Com estas explicações, já é possível ver a diferença entre condição suspensiva e termo inicial. No termo inicial, suspende-se o exercício, e não a aquisição do direito, ao passo que, na condição suspensiva, suspende-se o exercício e a aquisição do direito.
Em outras palavras, quando há termo inicial, o próprio direito já está adquirido desde o momento em que o negócio jurídico foi celebrado. O Professor Renan Lotufo explica melhor: se o contrato está celebrado e válido, sua execução é que está sujeita à ocorrência do termo inicial, restando o direito da parte ao cumprimento do contrato já adquirido.
Por fim, o Professor Vicente Rao (1892-1978) define modo ou encargo (artigo 136 Código Civil 2002) como uma determinação, imposta pelo autor do ato de uma liberalidade, que adere a este ato de liberalidade, restringindo o ato a determinados moldes desejados. Expliquemos melhor.
O encargo se apresenta como uma cláusula acessória às liberalidades, como, por exemplo, doações ou testamentos nas quais se impõe ao beneficiário uma obrigação. Também são possíveis declarações unilaterais de vontade, como a promessa de recompensa. Apesar disso, não é possível o negócio oneroso, porque equivaleria a uma contraprestação.
A literatura brasileira traz um belo exemplo de encargo no livro Quincas Borba do Machado de Assis, aquele do famoso “ao vencedor, as batatas!”. Neste livro, o protagonista Rubião herda todo o patrimônio do falecido Quincas Borba. Só que Quincas Borba colocou apenas uma restrição como condição para o recebimento da herança, que era cuidar do cachorro, também chamado de Quincas Borba.

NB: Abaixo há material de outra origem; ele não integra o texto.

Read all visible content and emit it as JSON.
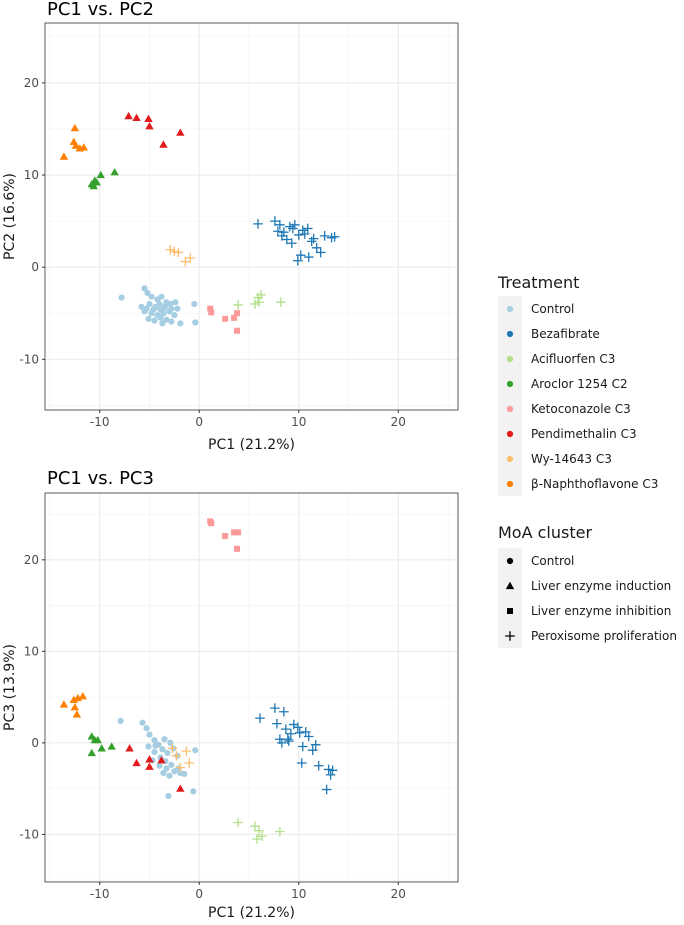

No livro assim é redigida a condição: “Cuidar deste cachorro, nada poupando em seu benefício, resguardando-o de moléstias, de fugas, de roubo, ou de morte que lhe quisessem dar por maldade. Cuidando como se, finalmente, cão não fosse, mas pessoa humana”. Genial, não é mesmo?
Com relação à diferença entre encargo e condição suspensiva, o Professor Carlos Roberto Gonçalves apresenta um resumo interessante: a condição é suspensiva, mas não coercitiva. Ninguém pode ser obrigado a cumprir uma condição.
Já o encargo é coercitivo, mas não suspensivo.